FWM processes are driven by pump- and signal-induced nonlinearities and are limited by dispersion-induced wave number shifts. If the pump frequencies differ significantly, strong dispersion prevents other FWM processes from occurring and the preceding assumption is valid. However, it is difficult to phase lock pumps with dissimilar frequencies, which are usually produced by two separate lasers. In contrast, it is easy to phase lock pumps with similar frequencies, which can be produced by one laser and a phase modulator. However, if the pump frequencies are similar, dispersion is too weak to counter nonlinearity and other FWM processes occur.
A previous paper on scalar FWM (See, e.g., C. J. McKinstrie and M. G. Raymer, “Four-wave-mixing cascades near the zero-dispersion frequency,” Opt.

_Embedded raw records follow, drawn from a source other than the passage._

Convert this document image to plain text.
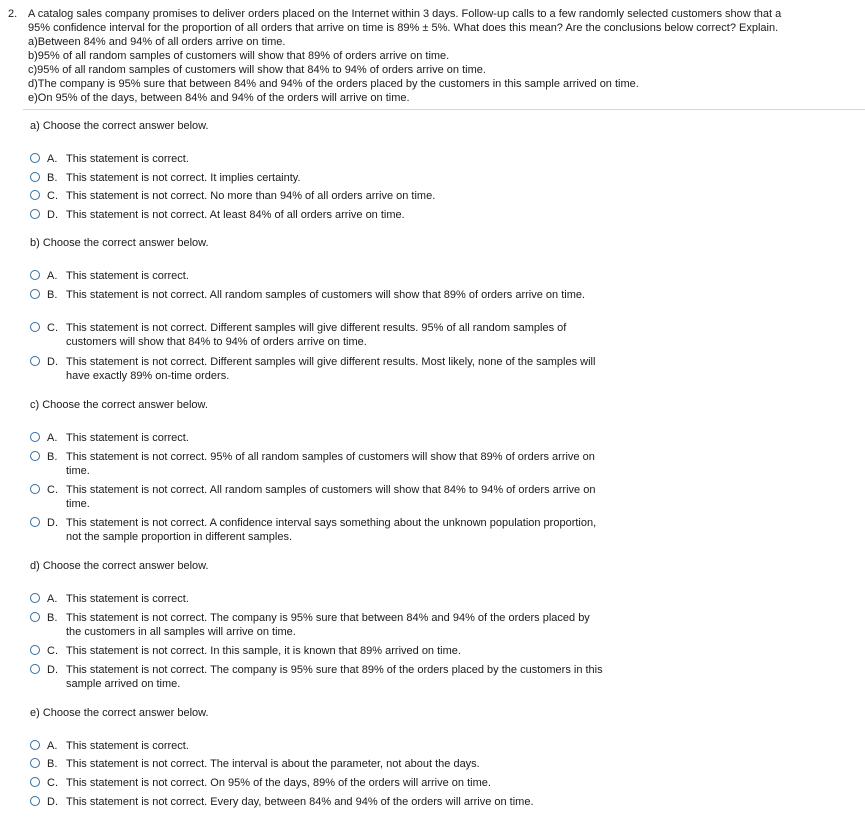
2. A catalog sales company promises to deliver orders placed on the Internet within 3 days. Follow-up calls to a few randomly selected customers show that a
95% confidence interval for the proportion of all orders that arrive on time is 89% ± 5%. What does this mean? Are the conclusions below correct? Explain.
a)Between 84% and 94% of all orders arrive on time.
b)95% of all random samples of customers will show that 89% of orders arrive on time.
c)95% of all random samples of customers will show that 84% to 94% of orders arrive on time.
d)The company is 95% sure that between 84% and 94% of the orders placed by the customers in this sample arrived on time.
e)On 95% of the days, between 84% and 94% of the orders will arrive on time.
a) Choose the correct answer below.
A. This statement is correct.
B. This statement is not correct. It implies certainty.
C. This statement is not correct. No more than 94% of all orders arrive on time.
D. This statement is not correct. At least 84% of all orders arrive on time.
b) Choose the correct answer below.
A. This statement is correct.
B. This statement is not correct. All random samples of customers will show that 89% of orders arrive on time.
C. This statement is not correct. Different samples will give different results. 95% of all random samples of customers will show that 84% to 94% of orders arrive on time.
D. This statement is not correct. Different samples will give different results. Most likely, none of the samples will have exactly 89% on-time orders.
c) Choose the correct answer below.
A. This statement is correct.
B. This statement is not correct. 95% of all random samples of customers will show that 89% of orders arrive on time.
C. This statement is not correct. All random samples of customers will show that 84% to 94% of orders arrive on time.
D. This statement is not correct. A confidence interval says something about the unknown population proportion, not the sample proportion in different samples.
d) Choose the correct answer below.
A. This statement is correct.
B. This statement is not correct. The company is 95% sure that between 84% and 94% of the orders placed by the customers in all samples will arrive on time.
C. This statement is not correct. In this sample, it is known that 89% arrived on time.
D. This statement is not correct. The company is 95% sure that 89% of the orders placed by the customers in this sample arrived on time.
e) Choose the correct answer below.
A. This statement is correct.
B. This statement is not correct. The interval is about the parameter, not about the days.
C. This statement is not correct. On 95% of the days, 89% of the orders will arrive on time.
D. This statement is not correct. Every day, between 84% and 94% of the orders will arrive on time.
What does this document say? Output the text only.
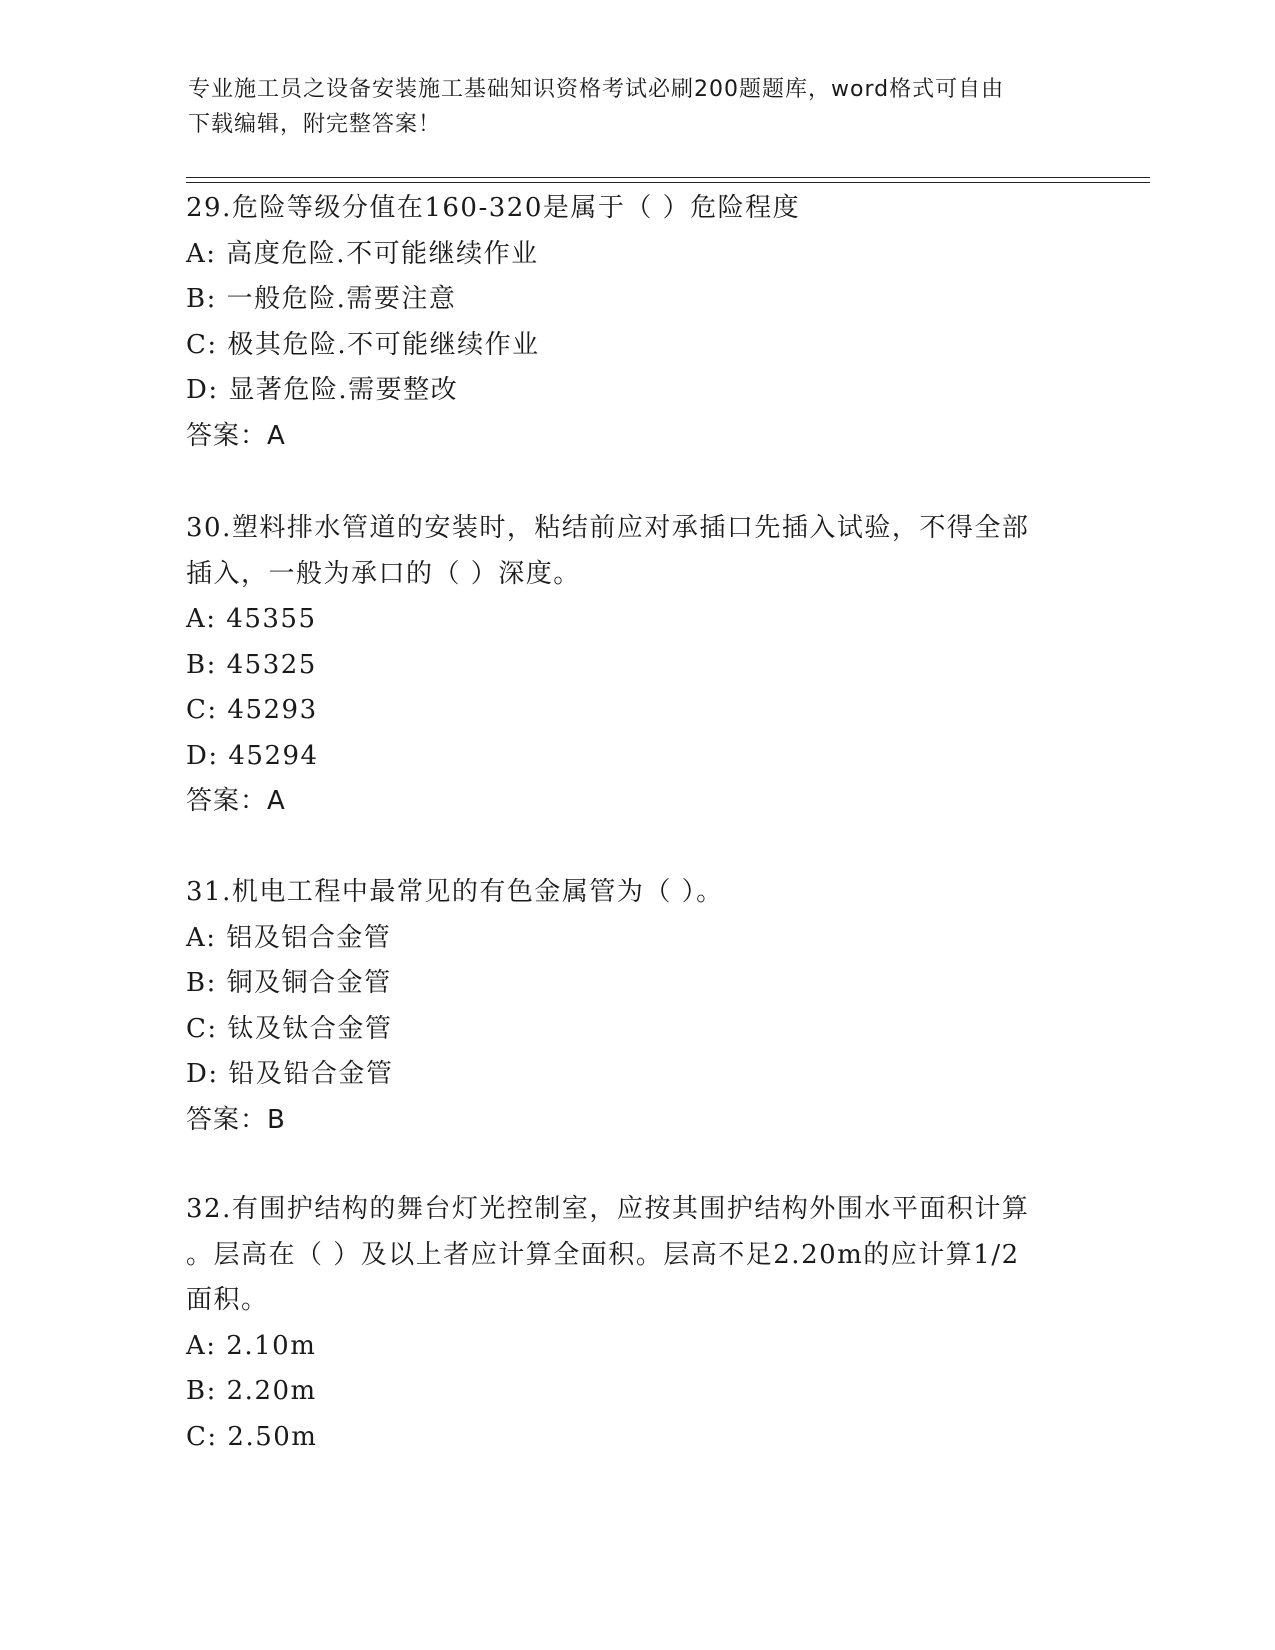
专业施工员之设备安装施工基础知识资格考试必刷200题题库，word格式可自由
下载编辑，附完整答案！

29.危险等级分值在160-320是属于（ ）危险程度

A: 高度危险.不可能继续作业

B: 一般危险.需要注意

C: 极其危险.不可能继续作业

D: 显著危险.需要整改

答案：A

30.塑料排水管道的安装时，粘结前应对承插口先插入试验，不得全部

插入，一般为承口的（ ）深度。

A: 45355

B: 45325

C: 45293

D: 45294

答案：A

31.机电工程中最常见的有色金属管为（ ）。

A: 铝及铝合金管

B: 铜及铜合金管

C: 钛及钛合金管

D: 铅及铅合金管

答案：B

32.有围护结构的舞台灯光控制室，应按其围护结构外围水平面积计算

。层高在（ ）及以上者应计算全面积。层高不足2.20m的应计算1/2

面积。

A: 2.10m

B: 2.20m

C: 2.50m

Express 14, 9600-9610 (2006)) showed that, if the pump frequencies are comparable to the zero-dispersion frequency (ZDF) of the fiber, a cascade of product waves (harmonics) is produced. These harmonics limit the level, and modify the phase sensitivity, of the signal gain. Accordingly, there is a need for a way to achieve phase sensitive amplification without the problems caused by frequency cascades.